The April 2010 Deepwater Horizon well blowout in the Gulf of Mexico prompted a reconsideration of the potential for a major blowout from proposed oil exploration or production in the Arctic Outer Continental Shelf. This report was developed to contribute to the policy discussion regarding the risks and consequences of such spills.

Several key concepts underlie the technical information and analysis presented in this report:

  • The Arctic Ocean is a unique operating environment, and the characteristics of the Arctic OCS—its remote location, extreme climate and dynamic sea ice—exacerbate the risks and consequences of oil spills while complicating cleanup.
  • Oil spill contingency plans often underestimate the probability and consequence of catastrophic blowouts, particularly for frontier offshore drilling in the U.S. Arctic Ocean.
  • The impact of an oil well blowout in the U.S. Arctic Ocean could devastate an already stressed ecosystem, and there is very little baseline science upon which to anticipate the impact or estimate damage.
  • Oil spill cleanup technologies and systems are unproved in the Arctic Ocean, and recent laboratory and field trials (including the Joint Industry Program) have evaluated only discrete technologies under controlled conditions.
  • Certain environmental and weather conditions would preclude an oil spill response in the Arctic Ocean, yet an Arctic spill response gap is not incorporated into existing oil spill contingency plans or risk evaluations.

This report recommends several areas in which additional work is needed to reach a level of sufficient planning and preparedness to minimize the potentially adverse effects of an oil spill resulting from offshore oil and gas exploration or production in the U.S. Arctic Ocean.

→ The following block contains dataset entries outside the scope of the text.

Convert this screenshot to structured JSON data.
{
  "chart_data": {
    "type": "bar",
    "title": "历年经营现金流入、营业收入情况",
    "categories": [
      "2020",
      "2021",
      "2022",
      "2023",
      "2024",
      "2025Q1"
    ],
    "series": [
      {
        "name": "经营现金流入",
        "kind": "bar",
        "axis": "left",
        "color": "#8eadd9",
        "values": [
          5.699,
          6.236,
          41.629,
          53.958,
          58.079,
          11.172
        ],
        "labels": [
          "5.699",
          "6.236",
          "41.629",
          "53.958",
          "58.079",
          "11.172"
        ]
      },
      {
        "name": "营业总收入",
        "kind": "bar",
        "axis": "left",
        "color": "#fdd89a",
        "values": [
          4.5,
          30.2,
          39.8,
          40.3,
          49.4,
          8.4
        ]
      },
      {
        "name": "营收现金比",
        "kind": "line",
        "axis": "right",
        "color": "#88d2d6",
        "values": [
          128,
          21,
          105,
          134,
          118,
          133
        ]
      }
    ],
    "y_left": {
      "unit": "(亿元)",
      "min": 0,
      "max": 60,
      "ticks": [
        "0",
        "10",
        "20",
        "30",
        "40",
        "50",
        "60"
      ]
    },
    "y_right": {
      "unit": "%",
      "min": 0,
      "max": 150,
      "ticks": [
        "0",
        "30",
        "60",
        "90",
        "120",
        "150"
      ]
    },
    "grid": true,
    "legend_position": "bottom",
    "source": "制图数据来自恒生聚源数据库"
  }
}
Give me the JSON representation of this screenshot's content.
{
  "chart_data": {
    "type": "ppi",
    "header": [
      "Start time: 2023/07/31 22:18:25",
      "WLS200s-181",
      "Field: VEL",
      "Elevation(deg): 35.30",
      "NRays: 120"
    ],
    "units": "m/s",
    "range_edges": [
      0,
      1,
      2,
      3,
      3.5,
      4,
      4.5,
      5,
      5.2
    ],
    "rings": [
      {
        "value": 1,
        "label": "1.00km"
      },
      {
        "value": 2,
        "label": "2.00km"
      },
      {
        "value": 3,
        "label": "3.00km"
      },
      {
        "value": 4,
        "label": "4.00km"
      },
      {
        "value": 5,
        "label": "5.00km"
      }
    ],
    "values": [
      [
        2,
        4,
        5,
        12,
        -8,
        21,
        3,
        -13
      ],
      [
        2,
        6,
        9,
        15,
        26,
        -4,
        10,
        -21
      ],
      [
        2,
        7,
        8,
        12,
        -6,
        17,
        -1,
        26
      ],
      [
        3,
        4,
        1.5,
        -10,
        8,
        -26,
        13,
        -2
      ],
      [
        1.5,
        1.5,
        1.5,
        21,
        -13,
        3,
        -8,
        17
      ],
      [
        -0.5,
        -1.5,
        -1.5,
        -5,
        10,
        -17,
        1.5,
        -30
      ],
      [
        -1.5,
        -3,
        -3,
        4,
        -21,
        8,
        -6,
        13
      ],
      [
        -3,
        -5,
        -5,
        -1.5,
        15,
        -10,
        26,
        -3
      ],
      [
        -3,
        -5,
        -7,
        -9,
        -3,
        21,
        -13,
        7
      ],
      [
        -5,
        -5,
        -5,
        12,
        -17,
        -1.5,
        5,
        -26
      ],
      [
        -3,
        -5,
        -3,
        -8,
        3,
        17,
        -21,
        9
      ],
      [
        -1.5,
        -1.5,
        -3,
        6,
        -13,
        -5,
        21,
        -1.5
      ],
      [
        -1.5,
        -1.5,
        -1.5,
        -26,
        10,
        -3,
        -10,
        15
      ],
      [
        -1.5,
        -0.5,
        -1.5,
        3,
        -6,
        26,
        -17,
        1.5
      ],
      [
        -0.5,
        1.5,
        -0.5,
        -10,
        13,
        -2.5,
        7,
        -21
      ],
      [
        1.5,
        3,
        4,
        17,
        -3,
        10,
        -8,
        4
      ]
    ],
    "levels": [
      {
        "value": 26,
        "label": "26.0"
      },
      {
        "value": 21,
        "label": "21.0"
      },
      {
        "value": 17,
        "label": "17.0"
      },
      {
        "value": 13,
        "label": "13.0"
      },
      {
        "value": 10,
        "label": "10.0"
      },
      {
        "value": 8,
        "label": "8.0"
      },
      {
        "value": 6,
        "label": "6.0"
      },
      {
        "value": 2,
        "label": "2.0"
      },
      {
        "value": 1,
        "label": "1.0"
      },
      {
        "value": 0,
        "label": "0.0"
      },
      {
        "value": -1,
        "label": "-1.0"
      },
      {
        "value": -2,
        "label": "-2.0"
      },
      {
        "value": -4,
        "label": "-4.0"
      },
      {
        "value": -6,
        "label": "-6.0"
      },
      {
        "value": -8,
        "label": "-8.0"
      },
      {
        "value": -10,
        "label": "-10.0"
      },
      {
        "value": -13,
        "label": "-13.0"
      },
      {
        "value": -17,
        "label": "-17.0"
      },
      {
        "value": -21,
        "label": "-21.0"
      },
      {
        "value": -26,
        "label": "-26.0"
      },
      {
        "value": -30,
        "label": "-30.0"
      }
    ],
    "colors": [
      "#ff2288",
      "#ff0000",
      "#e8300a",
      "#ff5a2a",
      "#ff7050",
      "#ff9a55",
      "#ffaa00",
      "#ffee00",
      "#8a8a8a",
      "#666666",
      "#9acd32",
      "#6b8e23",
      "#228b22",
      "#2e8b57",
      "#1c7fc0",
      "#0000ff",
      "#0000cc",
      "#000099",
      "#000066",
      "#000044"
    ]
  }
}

Federal agencies should:

  1. Conduct baseline studies to better understand the marine ecosystem and increase scientific knowledge regarding the Arctic ecology and sensitivity to oil spills  before introduction of new offshore oil spill risks.
  2. Improve spatial data and mapping of Arctic species, habitat and sensitive ecosystems.
  3. Develop oil spill trajectory models with the capability to model oil fate and behavior in the presence of a range of sea ice conditions.
  4. Require operators to plan for the possibility of a worst-case well blowout and adopt all available engineering and management measures to prevent blowouts.
  5. Conduct full-scale deployment exercises under a range of offshore Arctic conditions to determine the limits for safely and effectively mounting a large-scale offshore response in the U.S. Arctic Ocean.
  6. Conduct an Arctic oil spill response gap analysis to delineate the upper operating limits of existing response technologies in the U.S. Arctic Ocean and then estimate the frequency and duration of periods when no oil spill response may be feasible.

About the report authors:

Nuka Research and Pearson Consulting are consulting firms with internationally recognized expertise in oil spill prevention and response.  Together they have 65 years experience in their field.  Their clients include federal and state agencies, oil spill response organizations, oil companies, and non-governmental organizations.  Nuka Research has published over 40 papers on oil spill prevention and response.